Here we will go through some common questions and answers about dask, with a special focus on its integration with scanpy and anndata.
If you are in a jupyter notebook, when you render the repr of your client, you will see a link, usually something like http://localhost:8787/status.
If you are working locally, this link alone should suffice.
If you are working on some sort of remote notebook from a web browser, you will need to replace http://localhost by the root url of the notebook.
If you are in vscode, there is a dask extension which will allow you to monitor there.
In dask, every worker will receive an equal share of the memory available.
So if you request e.g., a slurm job with 256GB of RAM, and then start 8 workers, each will have 32 GB of memory.
dask distributes jobs to each worker generally based on the chunking of the array.
So if you have dense chunks of (30_000, 30_000) with 32 bit integers, you will need to be have 3.6 GB for each worker, at the minimum to even load the data.
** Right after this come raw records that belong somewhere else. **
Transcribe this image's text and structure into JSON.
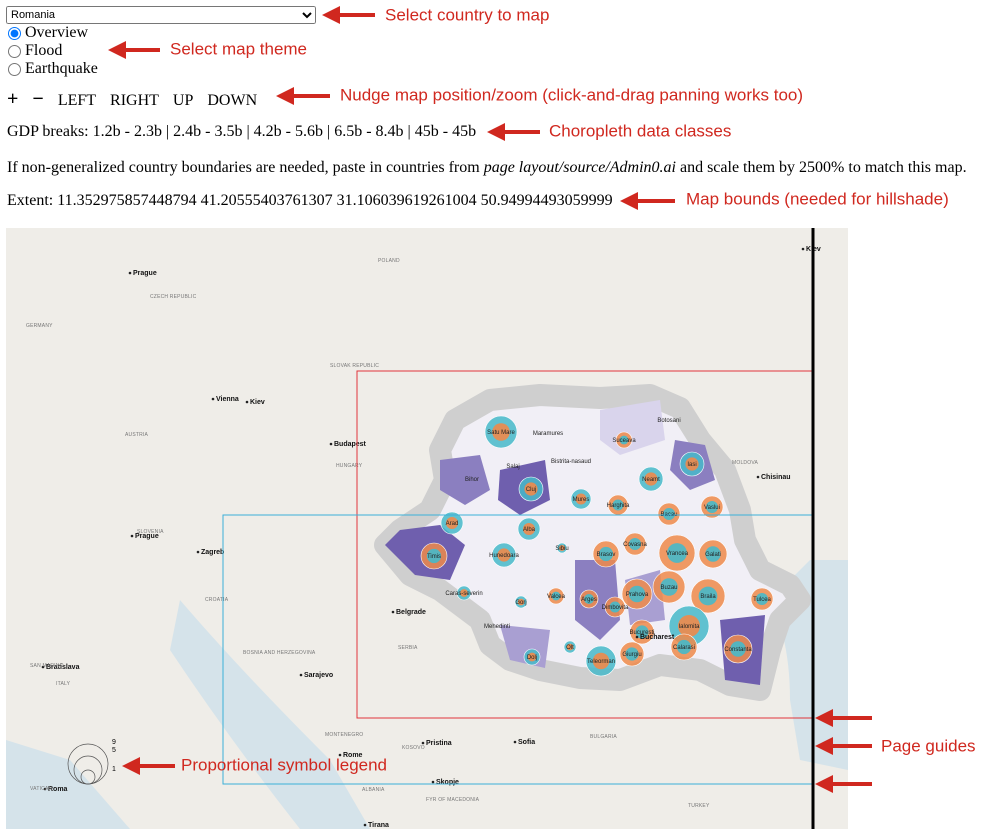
{
  "controls": {
    "country_select": "Romania",
    "themes": [
      "Overview",
      "Flood",
      "Earthquake"
    ],
    "nav": [
      "+",
      "−",
      "LEFT",
      "RIGHT",
      "UP",
      "DOWN"
    ]
  },
  "gdp_breaks": "GDP breaks: 1.2b - 2.3b | 2.4b - 3.5b | 4.2b - 5.6b | 6.5b - 8.4b | 45b - 45b",
  "note": {
    "before": "If non-generalized country boundaries are needed, paste in countries from ",
    "italic": "page layout/source/Admin0.ai",
    "after": " and scale them by 2500% to match this map."
  },
  "extent": "Extent: 11.352975857448794 41.20555403761307 31.106039619261004 50.94994493059999",
  "annotations": {
    "country": "Select country to map",
    "theme": "Select map theme",
    "nudge": "Nudge map position/zoom (click-and-drag panning works too)",
    "classes": "Choropleth data classes",
    "bounds": "Map bounds (needed for hillshade)",
    "guides": "Page guides",
    "legend": "Proportional symbol legend"
  },
  "map": {
    "cities": [
      "Prague",
      "Vienna",
      "Kiev",
      "Budapest",
      "Prague",
      "Zagreb",
      "Belgrade",
      "Sarajevo",
      "Bratislava",
      "Pristina",
      "Sofia",
      "Rome",
      "Skopje",
      "Bucharest",
      "Chisinau",
      "Kiev",
      "Roma",
      "Tirana"
    ],
    "countries": [
      "POLAND",
      "CZECH REPUBLIC",
      "GERMANY",
      "SLOVAK REPUBLIC",
      "AUSTRIA",
      "HUNGARY",
      "MOLDOVA",
      "SLOVENIA",
      "CROATIA",
      "BOSNIA AND HERZEGOVINA",
      "SERBIA",
      "SAN MARINO",
      "ITALY",
      "MONTENEGRO",
      "KOSOVO",
      "BULGARIA",
      "ALBANIA",
      "FYR OF MACEDONIA",
      "TURKEY",
      "VATICAN"
    ],
    "regions": [
      "Satu Mare",
      "Maramures",
      "Botosani",
      "Suceava",
      "Salaj",
      "Bistrita-nasaud",
      "Iasi",
      "Bihor",
      "Cluj",
      "Neamt",
      "Mures",
      "Harghita",
      "Bacau",
      "Vaslui",
      "Arad",
      "Alba",
      "Sibiu",
      "Brasov",
      "Covasna",
      "Vrancea",
      "Galati",
      "Timis",
      "Hunedoara",
      "Caras-severin",
      "Gorj",
      "Valcea",
      "Arges",
      "Prahova",
      "Buzau",
      "Braila",
      "Tulcea",
      "Dimbovita",
      "Mehedinti",
      "Bucuresti",
      "Ialomita",
      "Calarasi",
      "Constanta",
      "Dolj",
      "Olt",
      "Teleorman",
      "Giurgiu"
    ],
    "legend": [
      "9",
      "5",
      "1"
    ]
  }
}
Then if you do something like matrix multiplication, you will need double or even more, as an example.
{func}anndata.experimental.read_elem_lazy or {func}anndata.experimental.read_lazy can help you if you already have data on-disk that was written to the anndata file format.
If you use {func}dask.array.to_zarr, the data cannot be read in using anndata's functionality as anndata will look for its {doc}specified file format metadata <anndata:fileformat-prose>.
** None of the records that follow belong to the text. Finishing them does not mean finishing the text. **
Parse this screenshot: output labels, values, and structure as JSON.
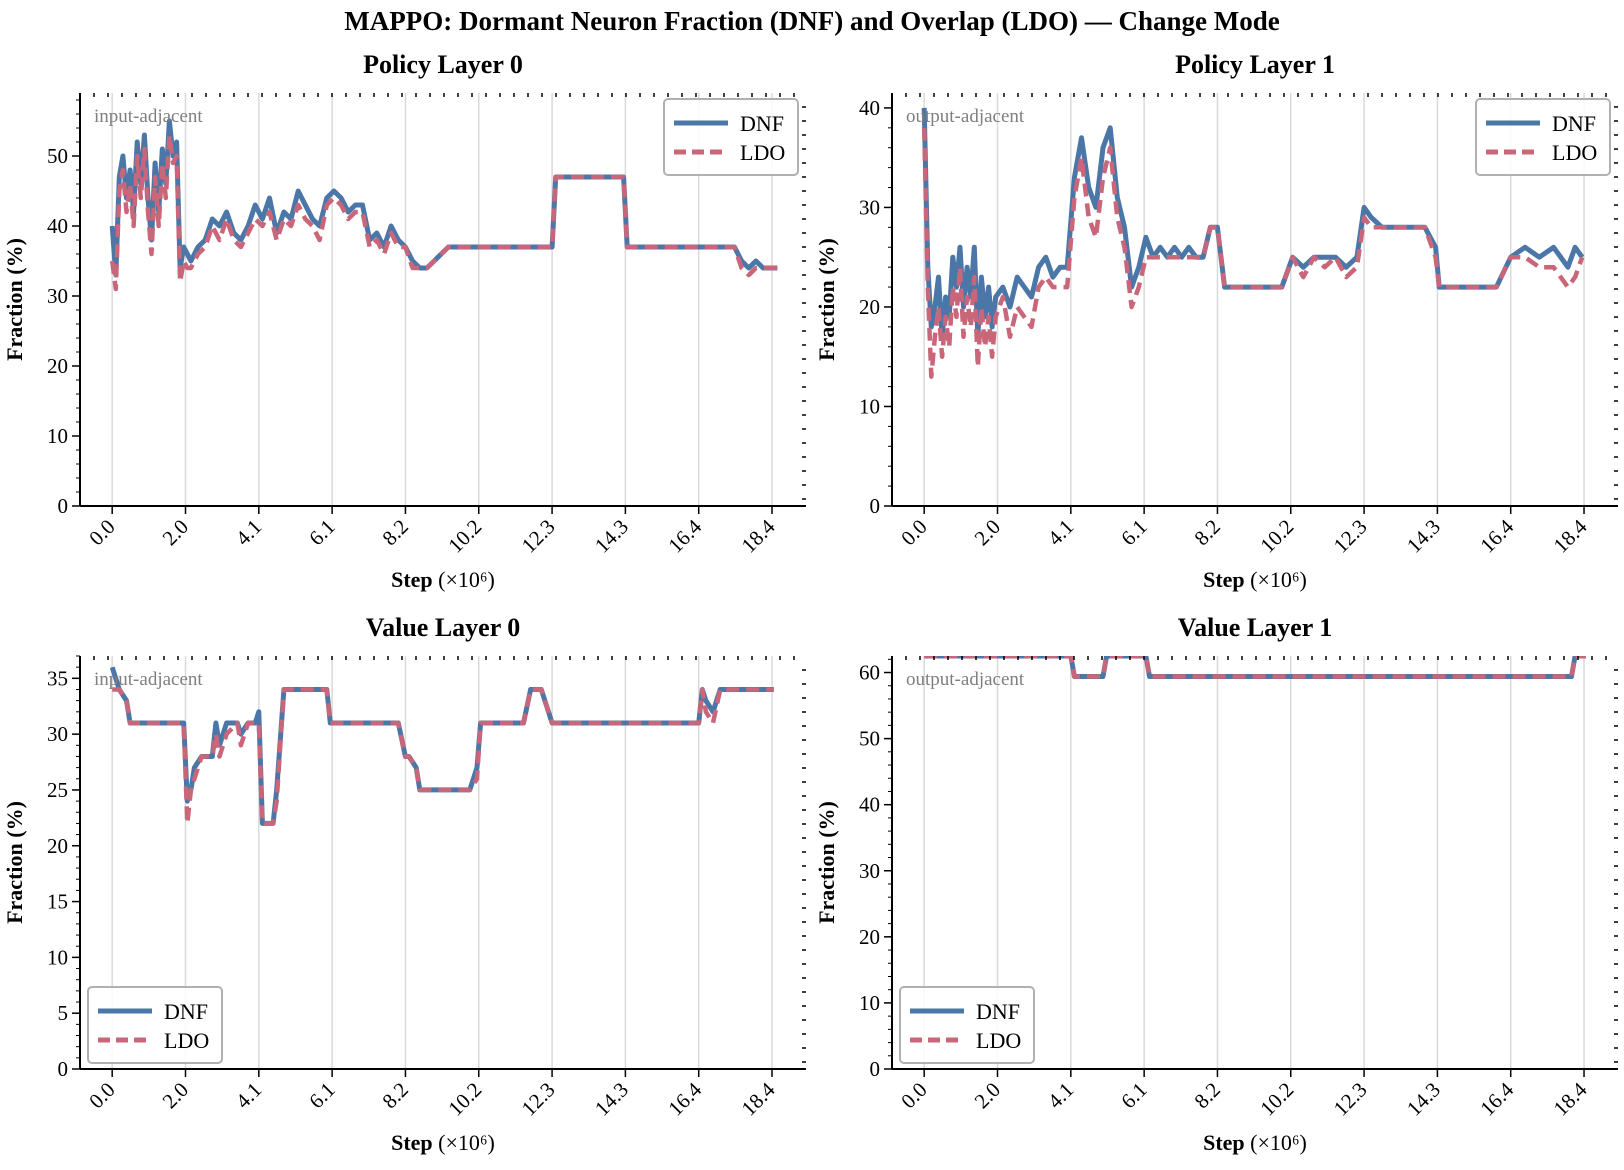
{
  "figure_title": "MAPPO: Dormant Neuron Fraction (DNF) and Overlap (LDO) — Change Mode",
  "colors": {
    "dnf": "#4a76a8",
    "ldo": "#c9667a",
    "grid": "#d9d9d9",
    "annotation": "#7f7f7f"
  },
  "chart_data": [
    {
      "type": "line",
      "title": "Policy Layer 0",
      "annotation": "input-adjacent",
      "xlabel": "Step",
      "xlabel_unit": "(×10⁶)",
      "ylabel": "Fraction (%)",
      "x_ticks": [
        "0.0",
        "2.0",
        "4.1",
        "6.1",
        "8.2",
        "10.2",
        "12.3",
        "14.3",
        "16.4",
        "18.4"
      ],
      "x_tick_values": [
        0.0,
        2.05,
        4.1,
        6.15,
        8.2,
        10.25,
        12.3,
        14.35,
        16.4,
        18.45
      ],
      "xlim": [
        -0.9,
        19.4
      ],
      "ylim": [
        0,
        59
      ],
      "y_ticks": [
        0,
        10,
        20,
        30,
        40,
        50
      ],
      "legend_position": "upper right",
      "grid": "vertical",
      "series": [
        {
          "name": "DNF",
          "style": "solid",
          "x": [
            0.0,
            0.1,
            0.2,
            0.3,
            0.4,
            0.5,
            0.6,
            0.7,
            0.8,
            0.9,
            1.0,
            1.1,
            1.2,
            1.3,
            1.4,
            1.5,
            1.6,
            1.7,
            1.8,
            1.9,
            2.0,
            2.1,
            2.2,
            2.4,
            2.6,
            2.8,
            3.0,
            3.2,
            3.4,
            3.6,
            3.8,
            4.0,
            4.2,
            4.4,
            4.6,
            4.8,
            5.0,
            5.2,
            5.4,
            5.6,
            5.8,
            6.0,
            6.2,
            6.4,
            6.6,
            6.8,
            7.0,
            7.2,
            7.4,
            7.6,
            7.8,
            8.0,
            8.2,
            8.4,
            8.6,
            8.8,
            9.0,
            9.2,
            9.4,
            9.6,
            9.8,
            10.0,
            10.5,
            11.0,
            11.5,
            12.0,
            12.3,
            12.4,
            12.8,
            13.2,
            13.6,
            14.0,
            14.3,
            14.4,
            15.0,
            16.0,
            17.0,
            17.4,
            17.6,
            17.8,
            18.0,
            18.2,
            18.4,
            18.6
          ],
          "y": [
            40,
            33,
            47,
            50,
            44,
            48,
            42,
            52,
            46,
            53,
            44,
            38,
            49,
            42,
            51,
            46,
            55,
            50,
            52,
            34,
            37,
            36,
            35,
            37,
            38,
            41,
            40,
            42,
            39,
            38,
            40,
            43,
            41,
            44,
            39,
            42,
            41,
            45,
            43,
            41,
            40,
            44,
            45,
            44,
            42,
            43,
            43,
            38,
            39,
            37,
            40,
            38,
            37,
            35,
            34,
            34,
            35,
            36,
            37,
            37,
            37,
            37,
            37,
            37,
            37,
            37,
            37,
            47,
            47,
            47,
            47,
            47,
            47,
            37,
            37,
            37,
            37,
            37,
            35,
            34,
            35,
            34,
            34,
            34
          ]
        },
        {
          "name": "LDO",
          "style": "dashed",
          "x": [
            0.0,
            0.1,
            0.2,
            0.3,
            0.4,
            0.5,
            0.6,
            0.7,
            0.8,
            0.9,
            1.0,
            1.1,
            1.2,
            1.3,
            1.4,
            1.5,
            1.6,
            1.7,
            1.8,
            1.9,
            2.0,
            2.1,
            2.2,
            2.4,
            2.6,
            2.8,
            3.0,
            3.2,
            3.4,
            3.6,
            3.8,
            4.0,
            4.2,
            4.4,
            4.6,
            4.8,
            5.0,
            5.2,
            5.4,
            5.6,
            5.8,
            6.0,
            6.2,
            6.4,
            6.6,
            6.8,
            7.0,
            7.2,
            7.4,
            7.6,
            7.8,
            8.0,
            8.2,
            8.4,
            8.6,
            8.8,
            9.0,
            9.2,
            9.4,
            9.6,
            9.8,
            10.0,
            10.5,
            11.0,
            11.5,
            12.0,
            12.3,
            12.4,
            12.8,
            13.2,
            13.6,
            14.0,
            14.3,
            14.4,
            15.0,
            16.0,
            17.0,
            17.4,
            17.6,
            17.8,
            18.0,
            18.2,
            18.4,
            18.6
          ],
          "y": [
            35,
            31,
            45,
            48,
            42,
            46,
            40,
            50,
            44,
            51,
            42,
            36,
            47,
            40,
            49,
            44,
            53,
            49,
            50,
            32,
            35,
            34,
            34,
            36,
            37,
            40,
            38,
            41,
            38,
            37,
            39,
            41,
            40,
            42,
            38,
            41,
            40,
            43,
            41,
            40,
            38,
            43,
            44,
            43,
            41,
            42,
            42,
            37,
            38,
            36,
            39,
            37,
            37,
            34,
            34,
            34,
            35,
            36,
            37,
            37,
            37,
            37,
            37,
            37,
            37,
            37,
            37,
            47,
            47,
            47,
            47,
            47,
            47,
            37,
            37,
            37,
            37,
            37,
            34,
            33,
            34,
            34,
            34,
            34
          ]
        }
      ]
    },
    {
      "type": "line",
      "title": "Policy Layer 1",
      "annotation": "output-adjacent",
      "xlabel": "Step",
      "xlabel_unit": "(×10⁶)",
      "ylabel": "Fraction (%)",
      "x_ticks": [
        "0.0",
        "2.0",
        "4.1",
        "6.1",
        "8.2",
        "10.2",
        "12.3",
        "14.3",
        "16.4",
        "18.4"
      ],
      "x_tick_values": [
        0.0,
        2.05,
        4.1,
        6.15,
        8.2,
        10.25,
        12.3,
        14.35,
        16.4,
        18.45
      ],
      "xlim": [
        -0.9,
        19.4
      ],
      "ylim": [
        0,
        41.5
      ],
      "y_ticks": [
        0,
        10,
        20,
        30,
        40
      ],
      "legend_position": "upper right",
      "grid": "vertical",
      "series": [
        {
          "name": "DNF",
          "style": "solid",
          "x": [
            0.0,
            0.1,
            0.2,
            0.3,
            0.4,
            0.5,
            0.6,
            0.7,
            0.8,
            0.9,
            1.0,
            1.1,
            1.2,
            1.3,
            1.4,
            1.5,
            1.6,
            1.7,
            1.8,
            1.9,
            2.0,
            2.2,
            2.4,
            2.6,
            2.8,
            3.0,
            3.2,
            3.4,
            3.6,
            3.8,
            4.0,
            4.2,
            4.4,
            4.6,
            4.8,
            5.0,
            5.2,
            5.4,
            5.6,
            5.8,
            6.0,
            6.2,
            6.4,
            6.6,
            6.8,
            7.0,
            7.2,
            7.4,
            7.6,
            7.8,
            8.0,
            8.2,
            8.4,
            9.0,
            10.0,
            10.3,
            10.6,
            10.9,
            11.2,
            11.5,
            11.8,
            12.1,
            12.3,
            12.5,
            12.8,
            13.2,
            13.6,
            14.0,
            14.3,
            14.4,
            15.0,
            16.0,
            16.4,
            16.8,
            17.2,
            17.6,
            18.0,
            18.2,
            18.4
          ],
          "y": [
            40,
            24,
            18,
            20,
            23,
            17,
            21,
            19,
            25,
            22,
            26,
            20,
            24,
            21,
            26,
            17,
            23,
            19,
            22,
            18,
            21,
            22,
            20,
            23,
            22,
            21,
            24,
            25,
            23,
            24,
            24,
            33,
            37,
            32,
            30,
            36,
            38,
            31,
            28,
            22,
            24,
            27,
            25,
            26,
            25,
            26,
            25,
            26,
            25,
            25,
            28,
            28,
            22,
            22,
            22,
            25,
            24,
            25,
            25,
            25,
            24,
            25,
            30,
            29,
            28,
            28,
            28,
            28,
            26,
            22,
            22,
            22,
            25,
            26,
            25,
            26,
            24,
            26,
            25
          ]
        },
        {
          "name": "LDO",
          "style": "dashed",
          "x": [
            0.0,
            0.1,
            0.2,
            0.3,
            0.4,
            0.5,
            0.6,
            0.7,
            0.8,
            0.9,
            1.0,
            1.1,
            1.2,
            1.3,
            1.4,
            1.5,
            1.6,
            1.7,
            1.8,
            1.9,
            2.0,
            2.2,
            2.4,
            2.6,
            2.8,
            3.0,
            3.2,
            3.4,
            3.6,
            3.8,
            4.0,
            4.2,
            4.4,
            4.6,
            4.8,
            5.0,
            5.2,
            5.4,
            5.6,
            5.8,
            6.0,
            6.2,
            6.4,
            6.6,
            6.8,
            7.0,
            7.2,
            7.4,
            7.6,
            7.8,
            8.0,
            8.2,
            8.4,
            9.0,
            10.0,
            10.3,
            10.6,
            10.9,
            11.2,
            11.5,
            11.8,
            12.1,
            12.3,
            12.5,
            12.8,
            13.2,
            13.6,
            14.0,
            14.3,
            14.4,
            15.0,
            16.0,
            16.4,
            16.8,
            17.2,
            17.6,
            18.0,
            18.2,
            18.4
          ],
          "y": [
            38,
            22,
            13,
            17,
            20,
            15,
            19,
            16,
            22,
            19,
            24,
            17,
            21,
            18,
            23,
            14,
            20,
            16,
            19,
            15,
            19,
            21,
            17,
            20,
            19,
            18,
            22,
            23,
            22,
            22,
            22,
            31,
            35,
            29,
            27,
            33,
            36,
            29,
            26,
            20,
            22,
            25,
            25,
            25,
            25,
            25,
            25,
            25,
            25,
            25,
            28,
            28,
            22,
            22,
            22,
            25,
            23,
            25,
            24,
            25,
            23,
            24,
            29,
            28,
            28,
            28,
            28,
            28,
            25,
            22,
            22,
            22,
            25,
            25,
            24,
            24,
            22,
            23,
            25
          ]
        }
      ]
    },
    {
      "type": "line",
      "title": "Value Layer 0",
      "annotation": "input-adjacent",
      "xlabel": "Step",
      "xlabel_unit": "(×10⁶)",
      "ylabel": "Fraction (%)",
      "x_ticks": [
        "0.0",
        "2.0",
        "4.1",
        "6.1",
        "8.2",
        "10.2",
        "12.3",
        "14.3",
        "16.4",
        "18.4"
      ],
      "x_tick_values": [
        0.0,
        2.05,
        4.1,
        6.15,
        8.2,
        10.25,
        12.3,
        14.35,
        16.4,
        18.45
      ],
      "xlim": [
        -0.9,
        19.4
      ],
      "ylim": [
        0,
        37
      ],
      "y_ticks": [
        0,
        5,
        10,
        15,
        20,
        25,
        30,
        35
      ],
      "legend_position": "lower left",
      "grid": "vertical",
      "series": [
        {
          "name": "DNF",
          "style": "solid",
          "x": [
            0.0,
            0.2,
            0.4,
            0.5,
            1.0,
            2.0,
            2.1,
            2.2,
            2.3,
            2.5,
            2.8,
            2.9,
            3.0,
            3.2,
            3.5,
            3.6,
            3.8,
            4.0,
            4.1,
            4.2,
            4.3,
            4.5,
            4.6,
            4.8,
            5.0,
            6.0,
            6.1,
            6.2,
            7.0,
            8.0,
            8.2,
            8.3,
            8.5,
            8.6,
            9.0,
            10.0,
            10.2,
            10.3,
            10.5,
            11.0,
            11.5,
            11.7,
            12.0,
            12.3,
            12.4,
            13.0,
            14.0,
            15.0,
            16.0,
            16.4,
            16.5,
            16.6,
            16.8,
            17.0,
            18.0,
            18.5
          ],
          "y": [
            36,
            34,
            33,
            31,
            31,
            31,
            24,
            25,
            27,
            28,
            28,
            31,
            29,
            31,
            31,
            30,
            31,
            31,
            32,
            22,
            22,
            22,
            25,
            34,
            34,
            34,
            31,
            31,
            31,
            31,
            28,
            28,
            27,
            25,
            25,
            25,
            27,
            31,
            31,
            31,
            31,
            34,
            34,
            31,
            31,
            31,
            31,
            31,
            31,
            31,
            34,
            33,
            32,
            34,
            34,
            34
          ]
        },
        {
          "name": "LDO",
          "style": "dashed",
          "x": [
            0.0,
            0.2,
            0.4,
            0.5,
            1.0,
            2.0,
            2.1,
            2.2,
            2.3,
            2.5,
            2.8,
            2.9,
            3.0,
            3.2,
            3.5,
            3.6,
            3.8,
            4.0,
            4.1,
            4.2,
            4.3,
            4.5,
            4.6,
            4.8,
            5.0,
            6.0,
            6.1,
            6.2,
            7.0,
            8.0,
            8.2,
            8.3,
            8.5,
            8.6,
            9.0,
            10.0,
            10.2,
            10.3,
            10.5,
            11.0,
            11.5,
            11.7,
            12.0,
            12.3,
            12.4,
            13.0,
            14.0,
            15.0,
            16.0,
            16.4,
            16.5,
            16.6,
            16.8,
            17.0,
            18.0,
            18.5
          ],
          "y": [
            34,
            34,
            33,
            31,
            31,
            31,
            22,
            25,
            26,
            28,
            28,
            30,
            28,
            30,
            31,
            29,
            31,
            31,
            31,
            22,
            22,
            22,
            24,
            34,
            34,
            34,
            31,
            31,
            31,
            31,
            28,
            28,
            27,
            25,
            25,
            25,
            26,
            31,
            31,
            31,
            31,
            34,
            34,
            31,
            31,
            31,
            31,
            31,
            31,
            31,
            34,
            32,
            31,
            34,
            34,
            34
          ]
        }
      ]
    },
    {
      "type": "line",
      "title": "Value Layer 1",
      "annotation": "output-adjacent",
      "xlabel": "Step",
      "xlabel_unit": "(×10⁶)",
      "ylabel": "Fraction (%)",
      "x_ticks": [
        "0.0",
        "2.0",
        "4.1",
        "6.1",
        "8.2",
        "10.2",
        "12.3",
        "14.3",
        "16.4",
        "18.4"
      ],
      "x_tick_values": [
        0.0,
        2.05,
        4.1,
        6.15,
        8.2,
        10.25,
        12.3,
        14.35,
        16.4,
        18.45
      ],
      "xlim": [
        -0.9,
        19.4
      ],
      "ylim": [
        0,
        62.5
      ],
      "y_ticks": [
        0,
        10,
        20,
        30,
        40,
        50,
        60
      ],
      "legend_position": "lower left",
      "grid": "vertical",
      "series": [
        {
          "name": "DNF",
          "style": "solid",
          "x": [
            0.0,
            4.1,
            4.2,
            5.0,
            5.1,
            6.2,
            6.3,
            18.1,
            18.2,
            18.5
          ],
          "y": [
            62.5,
            62.5,
            59.4,
            59.4,
            62.5,
            62.5,
            59.4,
            59.4,
            62.5,
            62.5
          ]
        },
        {
          "name": "LDO",
          "style": "dashed",
          "x": [
            0.0,
            4.1,
            4.2,
            5.0,
            5.1,
            6.2,
            6.3,
            18.1,
            18.2,
            18.5
          ],
          "y": [
            62.5,
            62.5,
            59.4,
            59.4,
            62.5,
            62.5,
            59.4,
            59.4,
            62.5,
            62.5
          ]
        }
      ]
    }
  ]
}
If you need to implement custom io, generally we found that using {func}dask.array.map_blocks provides a nice way.
See our custom h5 io code for an example.
While there is some {class}scipy.sparse.csr_matrix and {class}scipy.sparse.csc_matrix support for dask, it is not comprehensive and missing key functions like summation, mean etc.
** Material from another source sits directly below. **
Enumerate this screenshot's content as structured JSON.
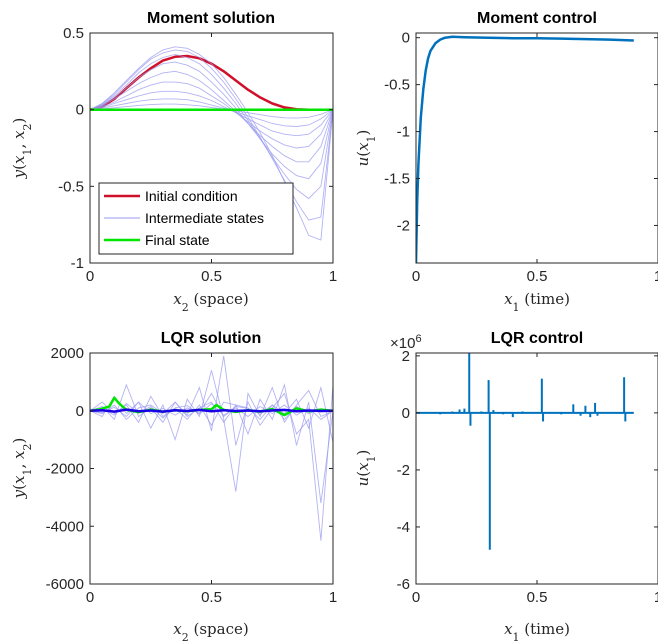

We have implemented custom functionality, much of which lives in {mod}fast_array_utils, although we have also had to implement custom algorithms like pca for sparse-in-dask.
In the future, an array-api compatible sparse matrix like finch would help us considerably as dask supports the array-api.
Therefore, if you run into a puzzling error after trying to run a function like {func}numpy.sum (or similar) on a sparse-in-dask array, consider checking {mod}fast_array_utils.
If you need to implement the function yourself, see the next point.
Sometimes you may want to do an operation on a an array that is implemented nowhere.
Generally, we have found {func}dask.array.map_blocks to be versatile enough that most operations can be expressed on it.
Take this (simplified) example of calculating a gram matrix from {func}scanpy.pp.pca for sparse-in-dask:
def gram_block(x_part):
gram_matrix = x_part.T @ x_part
return gram_matrix[None, ...]
gram_matrix_dask = da.map_blocks(
gram_block,
x,
new_axis=(1,),
chunks=((1,) * x.blocks.size, (x.shape[1],), (x.shape[1],)),
meta=np.array([], dtype=x.dtype),
dtype=x.dtype,
).sum(axis=0)This algorithm goes through every chunk_size number of rows and calculates the gram matrix for those rows producing a collection of (n_vars,n_vars) size matrix.
These are the summed together to produce a single (n_vars,n_vars) matrix, which is the gram matrix.
Because dask does not implement matrix multiplication for sparse-in-dask, we do it ourselves.
We use map_blocks over a CSR sparse-in-dask array where the chunking looks something like (chunk_size, n_vars).
When we compute the individual block's gram matrix, we add an axis via [None, ...] so that we can sum over that axis i.e., the da.map_blocks call produces a (n_obs // chunk_size, n_vars, n_vars) sized-matrix which is summed over the first dimension.
However, to make this work, we need to be very specific about how da.map_blocks expects its result to look like, done via new_axis and chunks.
new_axis indicates that we are adding a single new axis at the front.
The chunks argument specifies that the output of da.map_blocks should have x.blocks.size number of (1, n_vars, n_vars) matrixes.
This chunks argument thus allows the inferral of the shape of the output.
While this example is a bit complicated it shows how you can go from a matrix of one shape and chunking to another by operating in a clean way over blocks.
In the {doc}multi-gpu showcase notebook for rapids-singlecell <rapids-singlecell:notebooks/06-multi_gpu_show>, {meth}dask.array.Array.persist appears across the notebook.
This loads the entire dataset into memory while keeping the representation as a dask array.
Thus, lazy computation still works but only necessitates a single read into memory.
The catch is that you have enough memory to use persist.
You can always reduce the number of workers you use, which will cause more memory to be allocated per worker.
Some algorithms may have limitations with loading all data onto a single node; see {issue}dask/dask-ml#985 for an example.
Have a look at the {doc}dask docs for chunking <dask:array-chunks>, however the general rule of thumb there is to use larger chunks in memory than on disk.
In this sense, it is probably a good idea to use the largest chunk size in memory allowable by your memory limits (and the algorithms you use) in order to maximize any thread-level parallelization in algorithms to its fullest.
For sparse data, where the chunks in-memory do not map to those on disk, maxing out the memory available by choosing a large chunk size becomes more imperative.